Registriert seit: 25.01.2010

Beiträge: 67,074

Die Angaben, die Basie zu seinen frühen Jahren macht, sind allerdings sehr verlässlich, hört man anderswo (ich glaub nicht nur bei Hentoff sondern auch bei Larry Kart… dessen Text mag ich nicht auch noch bearbeiten und ganz reinstellen mag ich ihn auch nicht… sein Buch hab ich leider bisher noch nicht).
Anyway… die Autobiographie ist schon schön zu lesen! Was auch sehr klar wird ist, wie sehr Basie seine Frau Katy (Catherine) liebte.

Also nur die dazugehörige Passage von Larry Kart (1986):

A theme that recurs throughout the book is Basie’s love of his wife, Catherine.
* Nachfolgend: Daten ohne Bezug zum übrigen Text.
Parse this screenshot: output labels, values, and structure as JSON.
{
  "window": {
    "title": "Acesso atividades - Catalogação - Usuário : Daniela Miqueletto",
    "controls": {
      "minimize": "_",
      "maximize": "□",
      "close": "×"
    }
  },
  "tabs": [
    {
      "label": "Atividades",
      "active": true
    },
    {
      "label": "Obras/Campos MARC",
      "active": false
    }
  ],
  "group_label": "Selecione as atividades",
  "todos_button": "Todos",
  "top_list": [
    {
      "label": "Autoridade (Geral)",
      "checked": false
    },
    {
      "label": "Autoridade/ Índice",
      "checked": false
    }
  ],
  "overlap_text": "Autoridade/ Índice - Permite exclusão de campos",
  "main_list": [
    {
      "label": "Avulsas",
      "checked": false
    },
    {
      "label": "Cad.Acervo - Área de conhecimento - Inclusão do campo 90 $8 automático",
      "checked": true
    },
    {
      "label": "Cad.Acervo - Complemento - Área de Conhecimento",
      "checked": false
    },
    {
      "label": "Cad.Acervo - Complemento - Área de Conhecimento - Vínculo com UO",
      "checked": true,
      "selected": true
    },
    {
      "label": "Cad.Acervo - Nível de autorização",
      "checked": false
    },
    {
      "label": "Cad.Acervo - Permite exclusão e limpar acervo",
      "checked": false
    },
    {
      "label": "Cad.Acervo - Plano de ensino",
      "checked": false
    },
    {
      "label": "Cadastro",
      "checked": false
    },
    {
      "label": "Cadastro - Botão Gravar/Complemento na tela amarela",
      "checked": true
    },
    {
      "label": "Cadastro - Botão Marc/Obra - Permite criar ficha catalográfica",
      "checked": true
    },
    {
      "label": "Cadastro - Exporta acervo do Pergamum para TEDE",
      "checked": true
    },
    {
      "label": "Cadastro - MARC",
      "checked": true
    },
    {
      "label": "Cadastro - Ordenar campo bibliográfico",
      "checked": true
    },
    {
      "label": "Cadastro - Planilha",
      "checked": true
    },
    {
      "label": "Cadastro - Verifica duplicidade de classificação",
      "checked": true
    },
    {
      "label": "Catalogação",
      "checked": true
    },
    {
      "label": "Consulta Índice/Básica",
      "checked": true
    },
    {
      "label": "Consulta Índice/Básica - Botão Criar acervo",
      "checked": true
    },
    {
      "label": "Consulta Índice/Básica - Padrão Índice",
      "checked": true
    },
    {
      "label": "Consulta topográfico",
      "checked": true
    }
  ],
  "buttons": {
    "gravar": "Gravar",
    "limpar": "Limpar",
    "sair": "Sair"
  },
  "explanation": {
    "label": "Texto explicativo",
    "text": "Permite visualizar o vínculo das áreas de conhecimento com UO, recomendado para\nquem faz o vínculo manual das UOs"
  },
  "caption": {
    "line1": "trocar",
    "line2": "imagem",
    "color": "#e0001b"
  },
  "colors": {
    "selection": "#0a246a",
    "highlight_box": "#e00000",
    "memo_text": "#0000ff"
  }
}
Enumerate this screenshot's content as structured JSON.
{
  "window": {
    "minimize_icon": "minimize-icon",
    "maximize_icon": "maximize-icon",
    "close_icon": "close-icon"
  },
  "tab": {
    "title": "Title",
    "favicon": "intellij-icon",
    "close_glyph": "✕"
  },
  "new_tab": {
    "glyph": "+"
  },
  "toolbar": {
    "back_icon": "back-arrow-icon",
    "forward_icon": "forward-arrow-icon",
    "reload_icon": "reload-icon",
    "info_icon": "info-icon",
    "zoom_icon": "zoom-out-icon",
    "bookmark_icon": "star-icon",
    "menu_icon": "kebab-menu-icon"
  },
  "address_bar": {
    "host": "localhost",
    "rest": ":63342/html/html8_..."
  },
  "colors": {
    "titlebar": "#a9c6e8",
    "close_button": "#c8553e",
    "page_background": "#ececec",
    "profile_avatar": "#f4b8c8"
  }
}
He first sees her when she is sixteen, one of the three „Snakehips Queens“ who danced with May Whitman’s vaudeville troupe. And when they finally wed (or, as Basie puts it, become „boy and girl“), his profound sense of satisfaction is almost palpable. Then, toward the end of „Good Morning Blues,“ Catherine Basie dies, and this is how the narrator presents it: „That album turned out to be the last one I made while Katy was alive, and she didn’t get to hear it because we lost her last April while I was up in Toronto. She was at home in Freeport, where she had been since late fall because her doctor had advised her to stay home and take it easy and watch her weight. So I knew she was not in the best of health, but all during the time while I was at home during the Christmas break, she didn’t seem to be having serious problems either. She was just her usual self, and that’s the way she was when I came back to work in January, and that’s how she sounded on the telephone every day. Then all of sudden she was gone. My Katy, my baby.“ That stark, four-word coda, with its double, falling cadence. Anyone, I suppose, can tell that only in this way could Basie express a weight of feeling that otherwise might have overwhelmed him – although in doing so he threatens to overwhelm us.

Full of accurate historical detail, „Good Morning Blues“ is most illuminating when it deals with Basie’s early career – in particular his encounter in Kansas City with the music of Walter Page’s Blue Devils, the band that virtually changed his life. „At the time,“ Basie explains (he was then on the road with a vaudeville revue), „I didn’t really think of myself as a jazz musician. I was a ragtime or a stride piano player, to be sure, but I really thought of that as being an entertainer, just another way of being in show business.“

Ein kleines Foto:

(Quelle, mit Biographie)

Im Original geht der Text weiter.